The social injustice issue in the United States has been brought to light since the death of George Floyd in May. There have been peaceful protests ever since happening in many major cities across the country. With the negative light shining on the social injustice issue, a positive one shines on the people and groups that come together to show their support toward black lives.

Tennessee football is among those who are fighting the fight to end social injustice.

Head coach Jeremy Pruitt and his staff and players attended numerous peaceful protests in Knoxville over the summer months. The team joined the Knoxville community members in a peaceful protest called “March on Knox,” where coaches and players joined one another on a stage to give speeches concerning police brutality and racial injustice.

One of the key speakers and leaders of the march that day was Trey Smith. The offensive lineman grabbed the megaphone and gave a powerful and emotional speech about the change that needs to happen.

“The social injustice that we still face cannot stand. This can’t keep happening. Something has to change. This isn’t right. We’ve got to make a change. The only way we can make a change is together. Without understanding, nothing will change.”

The marches aren’t the only time the veteran spoke out about the issue. He also joined ESPN’s College GameDay social justice roundup. Maria Taylor was the show’s host, and six other college football players joined Smith for the 90-minute talk.

The Tennessee football program put together a Zoom meeting to open the team’s conversation on social inequality. These Zoom calls stem from a program that developed within the team as a safe environment for players to speak up about how they feel toward challenging topics like the one that is so prominent right now.
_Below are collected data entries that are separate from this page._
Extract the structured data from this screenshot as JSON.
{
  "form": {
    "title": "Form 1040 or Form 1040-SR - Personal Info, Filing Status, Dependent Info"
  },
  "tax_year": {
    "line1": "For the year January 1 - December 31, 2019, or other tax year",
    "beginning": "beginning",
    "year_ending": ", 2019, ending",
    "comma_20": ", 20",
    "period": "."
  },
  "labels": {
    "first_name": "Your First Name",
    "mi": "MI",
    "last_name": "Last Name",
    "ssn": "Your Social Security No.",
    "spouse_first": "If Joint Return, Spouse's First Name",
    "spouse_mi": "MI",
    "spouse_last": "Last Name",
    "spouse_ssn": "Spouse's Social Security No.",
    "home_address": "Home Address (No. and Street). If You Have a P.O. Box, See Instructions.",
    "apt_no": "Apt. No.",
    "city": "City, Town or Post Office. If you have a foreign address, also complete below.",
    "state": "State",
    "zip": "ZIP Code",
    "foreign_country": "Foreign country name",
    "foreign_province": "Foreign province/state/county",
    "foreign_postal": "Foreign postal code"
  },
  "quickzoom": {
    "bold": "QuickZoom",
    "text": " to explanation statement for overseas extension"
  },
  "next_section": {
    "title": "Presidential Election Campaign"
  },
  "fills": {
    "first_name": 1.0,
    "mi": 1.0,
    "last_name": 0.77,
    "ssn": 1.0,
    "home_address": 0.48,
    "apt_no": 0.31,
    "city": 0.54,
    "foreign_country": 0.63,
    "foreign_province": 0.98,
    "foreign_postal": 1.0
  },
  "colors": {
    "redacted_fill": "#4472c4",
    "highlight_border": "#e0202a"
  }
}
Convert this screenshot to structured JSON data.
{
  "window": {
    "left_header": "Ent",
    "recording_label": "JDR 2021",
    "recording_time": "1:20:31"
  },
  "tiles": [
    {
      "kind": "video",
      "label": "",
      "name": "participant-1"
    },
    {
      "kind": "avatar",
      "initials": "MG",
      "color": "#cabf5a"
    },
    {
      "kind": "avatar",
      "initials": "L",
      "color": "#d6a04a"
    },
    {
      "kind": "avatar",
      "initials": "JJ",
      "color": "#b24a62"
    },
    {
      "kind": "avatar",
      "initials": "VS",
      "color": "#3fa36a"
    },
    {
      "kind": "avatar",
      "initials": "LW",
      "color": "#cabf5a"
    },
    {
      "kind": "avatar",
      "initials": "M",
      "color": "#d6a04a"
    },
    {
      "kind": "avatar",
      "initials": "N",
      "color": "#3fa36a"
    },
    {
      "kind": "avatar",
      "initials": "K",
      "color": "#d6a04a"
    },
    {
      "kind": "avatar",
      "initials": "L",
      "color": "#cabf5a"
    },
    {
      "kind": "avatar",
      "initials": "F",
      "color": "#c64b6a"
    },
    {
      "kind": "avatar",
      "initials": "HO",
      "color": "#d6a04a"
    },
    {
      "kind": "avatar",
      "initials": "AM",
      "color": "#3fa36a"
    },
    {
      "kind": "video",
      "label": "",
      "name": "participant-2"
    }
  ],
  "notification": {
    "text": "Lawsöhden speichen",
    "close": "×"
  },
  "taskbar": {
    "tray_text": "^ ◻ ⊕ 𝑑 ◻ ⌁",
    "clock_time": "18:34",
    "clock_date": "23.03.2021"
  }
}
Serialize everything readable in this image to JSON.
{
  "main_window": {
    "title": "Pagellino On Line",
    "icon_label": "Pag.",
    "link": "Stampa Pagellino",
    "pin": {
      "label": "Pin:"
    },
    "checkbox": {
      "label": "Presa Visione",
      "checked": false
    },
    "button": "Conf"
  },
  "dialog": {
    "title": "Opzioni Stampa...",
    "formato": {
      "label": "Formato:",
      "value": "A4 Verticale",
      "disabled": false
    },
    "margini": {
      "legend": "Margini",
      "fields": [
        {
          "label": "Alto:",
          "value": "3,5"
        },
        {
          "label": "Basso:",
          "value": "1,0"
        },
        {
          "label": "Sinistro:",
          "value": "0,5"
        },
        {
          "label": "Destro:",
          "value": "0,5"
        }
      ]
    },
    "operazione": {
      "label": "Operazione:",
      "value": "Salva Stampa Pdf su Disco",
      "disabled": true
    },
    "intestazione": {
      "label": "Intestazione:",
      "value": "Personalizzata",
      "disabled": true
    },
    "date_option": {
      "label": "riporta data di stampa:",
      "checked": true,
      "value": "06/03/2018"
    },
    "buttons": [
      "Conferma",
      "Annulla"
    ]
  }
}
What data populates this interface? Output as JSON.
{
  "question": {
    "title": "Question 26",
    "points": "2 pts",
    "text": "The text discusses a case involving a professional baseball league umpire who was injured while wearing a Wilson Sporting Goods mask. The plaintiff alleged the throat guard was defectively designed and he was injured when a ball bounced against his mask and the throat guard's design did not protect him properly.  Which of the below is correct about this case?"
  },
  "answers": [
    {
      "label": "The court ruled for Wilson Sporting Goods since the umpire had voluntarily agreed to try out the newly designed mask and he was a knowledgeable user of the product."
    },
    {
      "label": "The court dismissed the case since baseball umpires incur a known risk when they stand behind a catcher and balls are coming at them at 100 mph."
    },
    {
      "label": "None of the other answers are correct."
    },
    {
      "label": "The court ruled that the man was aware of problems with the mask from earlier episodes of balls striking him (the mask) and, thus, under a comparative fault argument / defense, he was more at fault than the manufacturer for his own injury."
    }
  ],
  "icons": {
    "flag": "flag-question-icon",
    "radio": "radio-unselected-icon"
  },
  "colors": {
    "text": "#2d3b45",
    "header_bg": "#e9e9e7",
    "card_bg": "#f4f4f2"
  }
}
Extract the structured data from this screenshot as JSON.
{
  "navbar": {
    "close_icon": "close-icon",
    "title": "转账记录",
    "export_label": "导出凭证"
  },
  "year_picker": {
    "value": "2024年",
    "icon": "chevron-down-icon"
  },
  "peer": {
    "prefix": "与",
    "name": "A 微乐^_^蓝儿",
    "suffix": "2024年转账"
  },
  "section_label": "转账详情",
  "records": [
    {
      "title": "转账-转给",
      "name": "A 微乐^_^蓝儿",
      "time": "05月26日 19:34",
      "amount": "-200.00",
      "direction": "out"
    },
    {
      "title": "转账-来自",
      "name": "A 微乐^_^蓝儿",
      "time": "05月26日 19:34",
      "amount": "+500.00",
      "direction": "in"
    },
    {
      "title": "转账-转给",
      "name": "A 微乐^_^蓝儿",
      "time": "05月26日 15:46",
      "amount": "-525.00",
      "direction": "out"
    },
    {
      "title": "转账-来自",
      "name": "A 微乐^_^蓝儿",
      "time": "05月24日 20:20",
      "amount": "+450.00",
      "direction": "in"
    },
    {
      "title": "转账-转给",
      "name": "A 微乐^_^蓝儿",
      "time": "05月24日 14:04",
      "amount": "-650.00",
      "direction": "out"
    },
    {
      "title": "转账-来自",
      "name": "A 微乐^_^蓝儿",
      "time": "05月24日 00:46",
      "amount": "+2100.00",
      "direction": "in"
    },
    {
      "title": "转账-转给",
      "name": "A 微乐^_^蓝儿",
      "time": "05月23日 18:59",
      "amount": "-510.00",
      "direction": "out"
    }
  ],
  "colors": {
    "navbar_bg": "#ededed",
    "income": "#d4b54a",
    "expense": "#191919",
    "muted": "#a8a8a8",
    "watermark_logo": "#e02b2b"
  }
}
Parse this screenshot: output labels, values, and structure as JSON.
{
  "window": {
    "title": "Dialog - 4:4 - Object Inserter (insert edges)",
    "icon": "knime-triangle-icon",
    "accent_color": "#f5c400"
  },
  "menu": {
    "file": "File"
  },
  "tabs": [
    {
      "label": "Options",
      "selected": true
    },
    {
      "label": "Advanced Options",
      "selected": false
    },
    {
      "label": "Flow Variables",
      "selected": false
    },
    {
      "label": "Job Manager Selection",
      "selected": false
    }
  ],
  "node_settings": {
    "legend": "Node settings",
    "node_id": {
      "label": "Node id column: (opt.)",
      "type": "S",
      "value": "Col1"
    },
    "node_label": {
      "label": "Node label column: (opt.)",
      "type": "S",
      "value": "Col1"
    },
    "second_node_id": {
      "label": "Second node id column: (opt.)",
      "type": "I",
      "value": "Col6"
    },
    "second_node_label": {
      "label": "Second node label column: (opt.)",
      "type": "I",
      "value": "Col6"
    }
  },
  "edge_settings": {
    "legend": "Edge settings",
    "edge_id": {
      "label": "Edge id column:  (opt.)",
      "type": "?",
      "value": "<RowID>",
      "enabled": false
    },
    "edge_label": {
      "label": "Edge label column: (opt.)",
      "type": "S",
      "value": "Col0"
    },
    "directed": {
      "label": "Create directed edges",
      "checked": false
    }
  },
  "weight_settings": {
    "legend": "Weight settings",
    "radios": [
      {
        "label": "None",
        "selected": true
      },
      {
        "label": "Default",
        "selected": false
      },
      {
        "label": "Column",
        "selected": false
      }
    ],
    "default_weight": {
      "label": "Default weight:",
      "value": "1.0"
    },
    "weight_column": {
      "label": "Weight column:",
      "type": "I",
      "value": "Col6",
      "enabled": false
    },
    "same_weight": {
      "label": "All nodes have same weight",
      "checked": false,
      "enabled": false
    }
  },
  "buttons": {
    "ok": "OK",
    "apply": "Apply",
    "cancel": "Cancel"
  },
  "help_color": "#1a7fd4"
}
The group within the team plans to develop ideas to set an example for the whole UT family that change is possible.

Pruitt spoke on how proud he is of his staff and players last Saturday at their opening game victory against the Gamecocks.

“When you look at the social injustice that runs across our country, to see the courage that players on our team, the players on other teams, it’s inspiring to me, this generation of young men and women that are really fighting the fight. It’s encouraging for the future of our country, to me. I can’t say how proud I am of our players, the other players across the country for what they’ve been going through.”

I don’t think this isn’t the last of the Vols doing more than just playing football, as well as other college football teams around the country who are standing for their beliefs.